A descrição das variáveis utilizadas no artigo é apresentada no quadro 1. A variável Eficiência na AB (Efic), que assume valores no intervalo (0,1], foi considerada como variável dependente, enquanto as demais variáveis foram utilizadas como explicativas. As variáveis NO, NE, CO e SE são variáveis dicotômicas que foram introduzidas com o objetivo de verificar a influência de cada região geográfica. Para isso, foram considerados os municípios da região Sul como categoria de referência. O nível de significância considerado foi de 5% (p-valor < 0,05). Os dados foram analisados por meio do software estatístico R20.

Quadro 1
Descrição das variáveis consideradas no artigo

Resultados e discussão

Análise descritiva

De acordo com a análise descritiva, pode-se destacar que o escore de eficiência médio foi 0,72, com valor mínimo de 0,159 para o município de Rio Preto (MG). Do total de municípios da amostra (3.409), apenas 15,26% se configuram como plenamente eficientes no gerenciamento de recursos destinados à AB. Os estados de Minas Gerais e São Paulo foram os que apresentaram o maior número de municípios com plena eficiência sendo 62 e 61, respectivamente. Na região Nordeste, destacaram-se os estados de Pernambuco, com 33 municípios, e Ceará e Bahia, com 37 e 45, respectivamente. Os melhores índices Firjan de desenvolvimento municipal em renda e em educação foram observados nos municípios de Itabira (MG) e Santa Rita d'Oeste (SP), com valores de 0,997 e 0,956, respectivamente.

Na saúde, os melhores índices Firjan de desenvolvimento municipal foram observados nos municípios de Flórida (PR), Alto Alegre (RS), Rondinha (RS) e Saldanha Marinho (RS), com valores iguais a 1. Por outro lado, o município de São Félix do Tocantins (TO) apresentou o menor IFDM na renda (0,041); Wenceslau Guimarães (BA), o menor índice IFDM na educação (0,297); e São João do Piauí (PI), na saúde (0,361). O maior gasto per capita em AB foi realizado pelo município de Madre de Deus (BA), cujo valor foi de R$ 1.080, sendo superior à média do gasto per capita nos demais municípios (R$ 141,80).

A variável relação entre o número de médicos e enfermeiros na AB (MED-ENF) é muito importante, tendo em vista que a eficácia dos serviços está relacionada com as categorias profissionais dispostas nos estabelecimentos de saúde. O valor médio para essa variável foi de 1,21, indicando maior número de médicos em relação aos profissionais de enfermagem.
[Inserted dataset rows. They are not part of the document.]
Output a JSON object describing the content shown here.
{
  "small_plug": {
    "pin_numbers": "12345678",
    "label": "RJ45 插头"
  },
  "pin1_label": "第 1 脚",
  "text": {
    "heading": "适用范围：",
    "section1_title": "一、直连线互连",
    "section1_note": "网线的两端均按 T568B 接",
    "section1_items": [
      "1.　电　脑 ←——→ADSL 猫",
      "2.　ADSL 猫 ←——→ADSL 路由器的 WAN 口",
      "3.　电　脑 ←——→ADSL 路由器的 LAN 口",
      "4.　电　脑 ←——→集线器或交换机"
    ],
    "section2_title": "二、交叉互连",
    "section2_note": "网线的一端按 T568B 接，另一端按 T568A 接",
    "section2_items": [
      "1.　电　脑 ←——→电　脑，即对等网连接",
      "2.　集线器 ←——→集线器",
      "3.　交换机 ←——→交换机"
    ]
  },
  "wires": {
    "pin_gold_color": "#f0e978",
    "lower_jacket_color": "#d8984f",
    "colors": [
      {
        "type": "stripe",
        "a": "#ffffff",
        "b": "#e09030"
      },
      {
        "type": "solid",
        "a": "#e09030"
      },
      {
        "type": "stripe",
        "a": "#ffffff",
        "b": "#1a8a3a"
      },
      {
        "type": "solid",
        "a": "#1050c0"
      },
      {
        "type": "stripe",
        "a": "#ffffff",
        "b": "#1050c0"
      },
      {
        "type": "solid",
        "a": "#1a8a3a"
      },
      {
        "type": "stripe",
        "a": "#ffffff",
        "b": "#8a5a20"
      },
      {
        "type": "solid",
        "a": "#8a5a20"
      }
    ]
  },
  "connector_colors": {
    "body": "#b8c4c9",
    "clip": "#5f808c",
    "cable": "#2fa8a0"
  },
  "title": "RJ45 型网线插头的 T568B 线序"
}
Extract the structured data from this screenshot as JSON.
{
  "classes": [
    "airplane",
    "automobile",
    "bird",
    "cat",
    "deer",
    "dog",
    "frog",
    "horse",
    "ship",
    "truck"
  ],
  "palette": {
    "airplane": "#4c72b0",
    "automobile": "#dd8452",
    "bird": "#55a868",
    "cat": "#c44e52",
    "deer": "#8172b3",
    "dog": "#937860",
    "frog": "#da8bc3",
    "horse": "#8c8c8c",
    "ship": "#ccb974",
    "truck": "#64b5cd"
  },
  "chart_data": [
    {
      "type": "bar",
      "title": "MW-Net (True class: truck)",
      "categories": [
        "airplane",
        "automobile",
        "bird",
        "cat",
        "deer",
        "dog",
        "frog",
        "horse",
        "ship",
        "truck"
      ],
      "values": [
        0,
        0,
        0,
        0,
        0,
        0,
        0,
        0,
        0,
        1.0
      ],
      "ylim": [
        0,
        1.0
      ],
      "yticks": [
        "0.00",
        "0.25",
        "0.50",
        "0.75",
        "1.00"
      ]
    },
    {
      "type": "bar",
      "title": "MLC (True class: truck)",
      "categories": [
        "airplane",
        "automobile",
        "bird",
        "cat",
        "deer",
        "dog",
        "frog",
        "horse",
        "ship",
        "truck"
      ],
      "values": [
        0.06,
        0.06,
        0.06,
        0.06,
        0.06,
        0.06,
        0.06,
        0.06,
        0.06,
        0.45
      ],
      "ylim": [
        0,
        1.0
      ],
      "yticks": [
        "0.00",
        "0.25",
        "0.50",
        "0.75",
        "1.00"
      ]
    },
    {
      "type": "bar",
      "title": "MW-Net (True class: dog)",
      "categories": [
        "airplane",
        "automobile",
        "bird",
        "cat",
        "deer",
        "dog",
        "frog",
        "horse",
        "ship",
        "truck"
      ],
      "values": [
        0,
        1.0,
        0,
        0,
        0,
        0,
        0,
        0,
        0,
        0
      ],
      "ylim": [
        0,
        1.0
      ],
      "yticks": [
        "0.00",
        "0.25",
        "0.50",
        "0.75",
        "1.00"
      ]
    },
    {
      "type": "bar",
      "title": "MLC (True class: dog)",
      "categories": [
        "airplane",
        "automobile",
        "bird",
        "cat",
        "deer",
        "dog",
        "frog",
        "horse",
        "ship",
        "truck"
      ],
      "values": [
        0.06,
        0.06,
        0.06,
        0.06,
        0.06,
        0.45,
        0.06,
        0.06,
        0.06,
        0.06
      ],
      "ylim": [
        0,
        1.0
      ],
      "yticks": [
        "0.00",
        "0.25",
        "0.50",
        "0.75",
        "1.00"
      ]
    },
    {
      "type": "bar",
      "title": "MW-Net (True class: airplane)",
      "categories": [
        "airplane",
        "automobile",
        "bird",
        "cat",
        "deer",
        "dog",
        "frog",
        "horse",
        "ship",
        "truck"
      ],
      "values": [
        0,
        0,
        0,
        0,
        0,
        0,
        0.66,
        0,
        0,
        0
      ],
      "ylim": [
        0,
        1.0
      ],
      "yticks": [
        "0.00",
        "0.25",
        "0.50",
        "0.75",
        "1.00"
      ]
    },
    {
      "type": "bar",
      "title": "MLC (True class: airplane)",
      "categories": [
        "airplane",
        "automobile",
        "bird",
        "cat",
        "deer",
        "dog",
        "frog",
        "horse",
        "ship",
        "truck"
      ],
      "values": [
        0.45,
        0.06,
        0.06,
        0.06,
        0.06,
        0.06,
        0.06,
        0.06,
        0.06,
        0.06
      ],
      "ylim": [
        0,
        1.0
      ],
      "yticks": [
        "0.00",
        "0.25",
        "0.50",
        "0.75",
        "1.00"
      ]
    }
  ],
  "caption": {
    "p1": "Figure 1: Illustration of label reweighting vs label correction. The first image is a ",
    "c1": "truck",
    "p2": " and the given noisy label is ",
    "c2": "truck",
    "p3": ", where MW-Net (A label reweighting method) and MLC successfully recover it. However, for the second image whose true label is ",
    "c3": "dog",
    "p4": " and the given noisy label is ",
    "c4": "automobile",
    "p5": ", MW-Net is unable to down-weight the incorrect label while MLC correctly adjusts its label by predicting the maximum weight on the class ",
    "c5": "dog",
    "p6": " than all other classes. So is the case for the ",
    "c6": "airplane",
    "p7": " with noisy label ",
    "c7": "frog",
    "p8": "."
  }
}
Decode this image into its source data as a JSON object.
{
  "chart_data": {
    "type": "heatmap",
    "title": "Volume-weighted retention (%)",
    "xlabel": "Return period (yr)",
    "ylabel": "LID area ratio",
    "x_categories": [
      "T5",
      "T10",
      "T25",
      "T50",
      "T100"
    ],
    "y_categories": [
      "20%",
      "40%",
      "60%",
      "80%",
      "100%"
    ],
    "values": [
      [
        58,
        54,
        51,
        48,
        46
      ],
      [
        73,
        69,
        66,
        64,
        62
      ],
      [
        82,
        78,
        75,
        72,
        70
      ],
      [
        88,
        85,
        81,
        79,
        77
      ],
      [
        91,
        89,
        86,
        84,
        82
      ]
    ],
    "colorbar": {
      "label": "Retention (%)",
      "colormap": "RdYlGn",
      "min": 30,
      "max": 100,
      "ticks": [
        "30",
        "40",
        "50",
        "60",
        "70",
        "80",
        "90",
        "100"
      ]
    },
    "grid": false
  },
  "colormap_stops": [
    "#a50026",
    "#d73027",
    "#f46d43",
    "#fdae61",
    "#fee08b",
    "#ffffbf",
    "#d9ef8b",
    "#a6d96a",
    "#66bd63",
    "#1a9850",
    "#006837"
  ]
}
Essa relação foi superior a 1 principalmente nas regiões Sudeste (722), Nordeste (603) e Sul (468).

Quanto aos estados, a maior ocorrência desse tipo de situação foi verificada na Bahia (141), em Minas Gerais (447), em São Paulo (176), no Paraná (164), em Santa Catarina (115) e no Rio Grande do Sul (189). Além disso, quanto às variáveis IDOS e INFANT (quadro 1), verifica-se que os municípios com maior proporção de idosos encontram-se nas regiões sul e sudeste, enquanto a população com menos de 5 anos de idade se destaca nas regiões Norte e Nordeste.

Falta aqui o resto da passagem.